Zum Berichtsjahr erfolgte eine Überarbeitung der Meldeanforderungen zur Zahlungsverkehrsstatistik durch die Europäische Zentralbank (EZB), welche erhebliche Auswirkungen auf die Granularität der Meldung hat. Somit sind auch die bereits implementierten technischen Lösungen der Finanz- und Zahlungsinstitute betroffen und bedürfen einer Anpassung. Die 9 Meldeblätter bleiben bestehen wurden aber grundsätzlich neu strukturiert. Vor Allem wird jetzt ein örtlicher Bezug, das heißt eine Aufsplittung der vormals geforderten Gesamtzahlen auf Länderebene (EU-Länder separat; nicht EU-Länder kumuliert) gefordert.

Bei der Zahlungsverkehrsstatistik 2014, kurz ZVS 2014, bleiben das Meldeformat und die Meldefrequenz bis auf weiteres bestehen. Eine Umstellung auf das neue XBRL-Format steht allerdings im Raum.

Regulatorische Meldungen im XBRL-Format

XBRL (eXtensible Business Reporting Language) ist eine auf XML (eXtensible Markup Language) basierende Auszeichnungssprache zur Darstellung hierarchisch strukturierter Daten in der internationalen Finanzberichterstattung in Form von Textdateien. Diese elektronischen Dokumente können durch das XBRL-Format Plattform- und Implementationsunabhängig zwischen zwei Computersystemen ausgetauscht werden. Der Zielrechner kennt durch dieses einheitliche Format exakt die Struktur der ankommenden Daten.

Ziel von XBRL ist es, diese Ineffizienzen im Prozess des Datenaustauschs und der -analyse zu reduzieren sowie den Vergleich und die Vergleichbarkeit von Informationen zu erleichtern.

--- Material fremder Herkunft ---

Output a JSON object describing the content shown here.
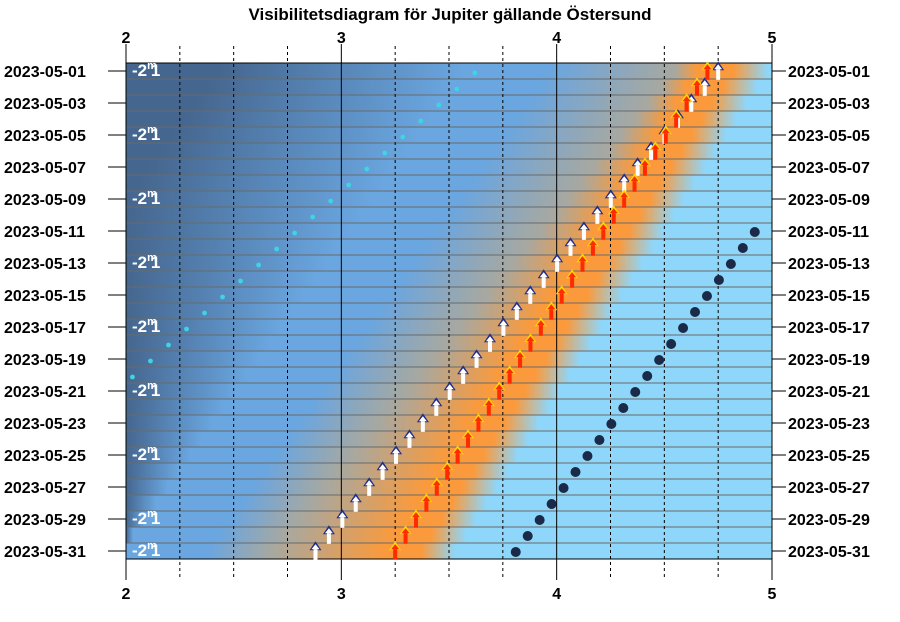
{
  "chart_data": {
    "type": "scatter",
    "title": "Visibilitetsdiagram för Jupiter gällande Östersund",
    "x_ticks": [
      "2",
      "3",
      "4",
      "5"
    ],
    "xlim": [
      2,
      5
    ],
    "dates": [
      "2023-05-01",
      "2023-05-02",
      "2023-05-03",
      "2023-05-04",
      "2023-05-05",
      "2023-05-06",
      "2023-05-07",
      "2023-05-08",
      "2023-05-09",
      "2023-05-10",
      "2023-05-11",
      "2023-05-12",
      "2023-05-13",
      "2023-05-14",
      "2023-05-15",
      "2023-05-16",
      "2023-05-17",
      "2023-05-18",
      "2023-05-19",
      "2023-05-20",
      "2023-05-21",
      "2023-05-22",
      "2023-05-23",
      "2023-05-24",
      "2023-05-25",
      "2023-05-26",
      "2023-05-27",
      "2023-05-28",
      "2023-05-29",
      "2023-05-30",
      "2023-05-31"
    ],
    "date_labels": [
      "2023-05-01",
      "2023-05-03",
      "2023-05-05",
      "2023-05-07",
      "2023-05-09",
      "2023-05-11",
      "2023-05-13",
      "2023-05-15",
      "2023-05-17",
      "2023-05-19",
      "2023-05-21",
      "2023-05-23",
      "2023-05-25",
      "2023-05-27",
      "2023-05-29",
      "2023-05-31"
    ],
    "magnitude_labels": [
      "-2m1",
      "-2m1",
      "-2m1",
      "-2m1",
      "-2m1",
      "-2m1",
      "-2m1",
      "-2m1",
      "-2m1"
    ],
    "magnitude_dates": [
      "2023-05-01",
      "2023-05-05",
      "2023-05-09",
      "2023-05-13",
      "2023-05-17",
      "2023-05-21",
      "2023-05-25",
      "2023-05-29",
      "2023-05-31"
    ],
    "sun_dots": {
      "x_start": 3.62,
      "x_end": 2.03,
      "date_start": "2023-05-01",
      "date_end": "2023-05-20"
    },
    "white_arrows": {
      "x_start": 4.75,
      "x_end": 2.88
    },
    "red_arrows": {
      "x_start": 4.7,
      "x_end": 3.25
    },
    "moon_dots": {
      "x_start": 4.92,
      "x_end": 3.81,
      "date_start": "2023-05-11",
      "date_end": "2023-05-31"
    },
    "colors": {
      "night": "#45668e",
      "twilight": "#6aa6e0",
      "dusk": "#a8a8a0",
      "dawn": "#fa9a3c",
      "day": "#8ed6fa",
      "sun_dot": "#3fd3e6",
      "moon_dot": "#1b2a48",
      "arrow_white": "#ffffff",
      "arrow_white_tip": "#1c2e8e",
      "arrow_red": "#ff2a00",
      "arrow_red_tip": "#ffd400"
    }
  }
}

Gesetze, zum Beispiel die der EBA (Europäische Bankenaufsichtsbehörde) auf europäischer Ebene, geben vor, welche regulatorischen Daten geliefert werden müssen. Daran orientiert sich die XBRL-Taxonomie, welche den Aufbau eines einzelnen XBRL-Dokumentes spezifiziert. Dieses strukturierte Verzeichnis bzw. Klassifizierungssystem (nach Themenbereich i.d.R. nach Rechnungslegungsstandard) definiert die verschiedenartigen Elemente, z.B. Positionen aus der Gewinn- und Verlustrechnung oder den Namen des Unternehmens. Zudem werden deren Beziehungen zueinander abgebildet (Position “Umlaufvermögen” ist Teil der Position “Aktiva”). Aus diesen Elementen setzt sich eine XBRL-Instanz, ein elektronischer Report der die konkreten Daten eines bestimmten Falles/Unternehmens enthält, zusammen.